Biologists say that P-gp can pump out 95 of 100 chemotherapeutics, indicating it can grab almost any drug and throw it out of a cell.
"So there's a certain audacity to say that we can use a computer and target one part of this protein -- the motor -- and totally avoid the part of the protein that has evolved to pump almost anything that looks like a drug out of the cell," Wise said. "That's an audacious claim and the findings surprised us."
In their computational and wet-lab experiments, Wise and Vogel searched for molecules that inhibit ATP hydrolysis -- the chemical energy reaction that powers the P-gp pump.

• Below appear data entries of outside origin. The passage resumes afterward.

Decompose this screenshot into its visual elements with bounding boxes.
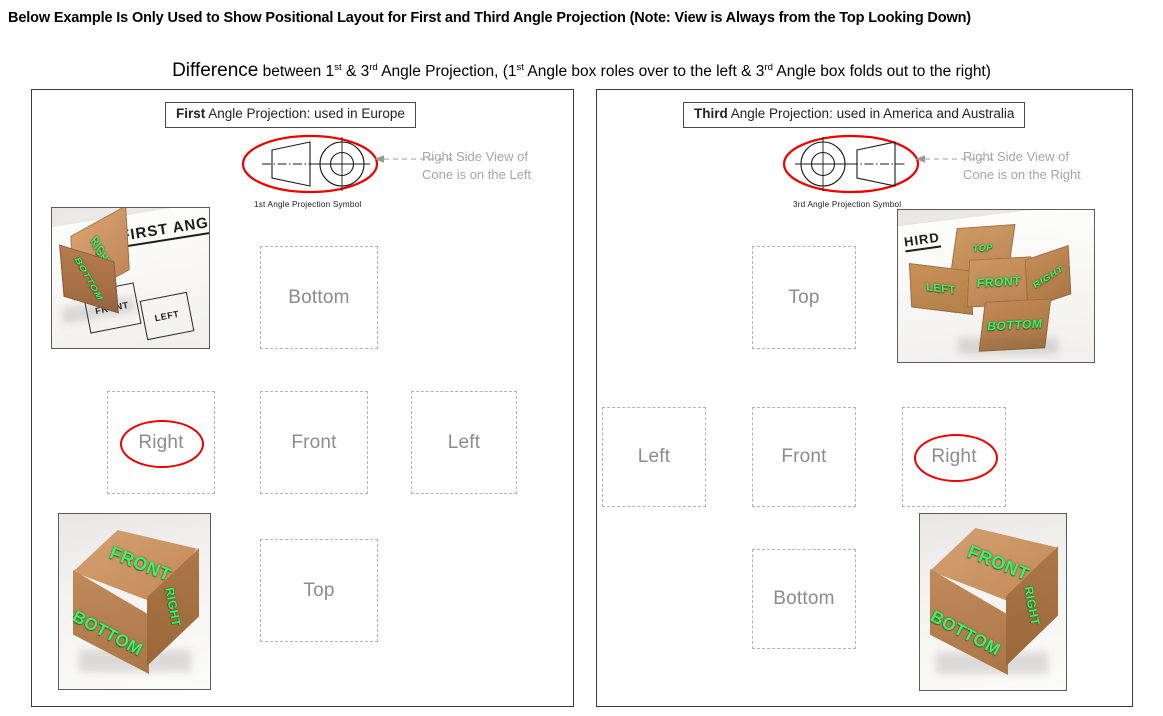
- net-shadow: [958, 338, 1058, 354]
- view-cell-left[interactable]: Left: [602, 407, 706, 507]
- first-angle-leader-text-line1: Right Side View of: [422, 149, 528, 164]
- box-face-bottom-label: BOTTOM: [72, 257, 106, 301]
- net-face-front-label: FRONT: [976, 273, 1022, 291]
- subtitle: Difference between 1st & 3rd Angle Proje…: [0, 60, 1163, 82]
- third-angle-unfolded-box-photo: HIRD TOP LEFT FRONT RIGHT BOTTOM: [897, 209, 1095, 363]
- third-angle-title: Third Angle Projection: used in America …: [683, 102, 1026, 128]
- subtitle-part-c: Angle Projection, (1: [377, 63, 517, 80]
- subtitle-part-b: & 3: [341, 63, 370, 80]
- view-cell-front[interactable]: Front: [752, 407, 856, 507]
- view-cell-left[interactable]: Left: [411, 391, 517, 494]
- view-cell-front-label: Front: [781, 446, 827, 467]
- cube-face-front-label: FRONT: [964, 540, 1033, 584]
- view-cell-right[interactable]: Right: [902, 407, 1006, 507]
- view-cell-top-label: Top: [303, 579, 335, 601]
- cube-face-right-label: RIGHT: [1021, 585, 1043, 627]
- first-angle-leader-text: Right Side View of Cone is on the Left: [422, 148, 531, 183]
- subtitle-sup-3rd: rd: [369, 61, 378, 73]
- subtitle-lead: Difference: [172, 60, 259, 81]
- view-cell-right[interactable]: Right: [107, 391, 215, 494]
- net-face-bottom-label: BOTTOM: [986, 316, 1044, 334]
- third-angle-projection-symbol: [781, 133, 931, 195]
- net-face-right-label: RIGHT: [1031, 263, 1065, 291]
- first-angle-projection-symbol: [240, 133, 390, 195]
- view-cell-right-label: Right: [138, 431, 184, 453]
- view-cell-left-label: Left: [447, 431, 481, 453]
- first-angle-title-bold: First: [176, 106, 206, 121]
- view-cell-bottom[interactable]: Bottom: [752, 549, 856, 649]
- net-face-left-label: LEFT: [925, 281, 957, 297]
- first-angle-leader-text-line2: Cone is on the Left: [422, 166, 532, 182]
- first-angle-panel: First Angle Projection: used in Europe 1…: [31, 89, 574, 707]
- third-angle-title-bold: Third: [694, 106, 728, 121]
- projection-layout-page: Below Example Is Only Used to Show Posit…: [0, 0, 1163, 716]
- page-title: Below Example Is Only Used to Show Posit…: [8, 10, 971, 26]
- view-cell-top[interactable]: Top: [260, 539, 378, 642]
- view-cell-bottom-label: Bottom: [288, 286, 350, 308]
- first-angle-rolling-box-photo: FIRST ANG FRONT LEFT RIGHT BOTTOM: [51, 207, 210, 349]
- view-cell-right-label: Right: [931, 446, 977, 467]
- third-angle-panel: Third Angle Projection: used in America …: [596, 89, 1133, 707]
- net-face-top-label: TOP: [972, 242, 994, 254]
- net-face-left: LEFT: [908, 262, 974, 316]
- subtitle-sup-1st-b: st: [516, 61, 524, 73]
- subtitle-sup-1st: st: [334, 61, 342, 73]
- subtitle-part-d: Angle box roles over to the left & 3: [523, 63, 765, 80]
- first-angle-cube-photo: FRONT BOTTOM RIGHT: [58, 513, 211, 690]
- cube-face-front-label: FRONT: [106, 541, 175, 585]
- third-angle-leader-text-line1: Right Side View of: [963, 149, 1069, 164]
- view-cell-front-label: Front: [291, 431, 337, 453]
- first-angle-title-rest: Angle Projection: used in Europe: [205, 106, 405, 121]
- third-angle-leader-text: Right Side View of Cone is on the Right: [963, 148, 1081, 183]
- view-cell-bottom[interactable]: Bottom: [260, 246, 378, 349]
- third-angle-symbol-caption: 3rd Angle Projection Symbol: [793, 200, 902, 209]
- subtitle-sup-3rd-b: rd: [764, 61, 773, 73]
- subtitle-part-a: between 1: [258, 63, 335, 80]
- third-angle-leader-text-line2: Cone is on the Right: [963, 166, 1081, 182]
- view-cell-top-label: Top: [788, 286, 820, 308]
- subtitle-part-e: Angle box folds out to the right): [772, 63, 991, 80]
- third-angle-cube-photo: FRONT BOTTOM RIGHT: [919, 513, 1067, 691]
- view-cell-left-label: Left: [637, 446, 671, 467]
- first-angle-symbol-caption: 1st Angle Projection Symbol: [254, 200, 362, 209]
- cube-face-right-label: RIGHT: [162, 586, 184, 628]
- first-angle-title: First Angle Projection: used in Europe: [165, 102, 416, 128]
- third-angle-title-rest: Angle Projection: used in America and Au…: [727, 106, 1015, 121]
- view-cell-bottom-label: Bottom: [773, 588, 835, 609]
- view-cell-top[interactable]: Top: [752, 246, 856, 349]
- view-cell-front[interactable]: Front: [260, 391, 368, 494]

"We targeted the motor of the pump instead of the pump part of the pump because almost all the clinical trial failures in other studies were actually compounds that targeted the pump part of the pump -- and they would just slow down the pumping of the chemotherapeutic," Vogel said. "The time was ripe to do these structural models. We hypothesized that we could completely avoid the pumping mechanism and just target the motor."
The wet-lab experiments confirmed the accuracy of the computational findings, Vogel said.
"The predictiveness of the computational methods was really high," she said. "It completely exceeded my expectations. We had selected certain molecules that were predicted in those computational experiments to interact with the pump in certain ways and not in others, and we could show in our wet-lab experiments that the predictions were spot on."
Fascinated by the novel approach to the research, the National Institute of General Medical Sciences funded much of the research.
Wise and Vogel tapped the high-performance computing power of SMU's ManeFrame, one of the most powerful academic supercomputers in the nation. Wise sorted through 15 million commercially available drug-like compounds made publically available in digital form from the pharmacology database Zinc at the University of California, San Francisco.
Then, again using ManeFrame, Wise ran the compounds through a computer-generated model of P-gp. The virtual model, designed and built by Wise, is the first computational microscope of its kind to simulate the actual behavior of P-gp in the human body, including interactions with drug-like compounds while taking on different shapes. He reported the dynamic functioning of the model in 2015 in the journal Biochemistry in "Multiple drug transport pathways
Out of 15 million drug-like compounds that were virtually screened, the researchers found 180,000 that in the computer were predicted to interact strongly with the ATP harvesting power plant part of the pump motor. From those, Wise and Vogel eliminated the ones that interact well with the pump part. Roughly 0.15 percent survived -- several hundred.
"So that tells you how promiscuous that binding site is for compounds," Wise said.
From there, they bought and tested in the lab a number of the remaining molecules.
"It was a process of elimination," Vogel said. "Of the first 38 we tested, we found four. And because of the computational approach we took, it made failure relatively cheap. This is proof of principle that at least in those cases the compounds behave exactly in the lab as predicted in the computer. Which thrills the heck out of me -- I never, ever would have thought that."
The Vogel and Wise research labs are part of the Center for Drug Discovery, Design and Delivery in SMU's Dedman College. The center's mission is a novel multi-disciplinary focus for scientific research targeting medically important problems in human health.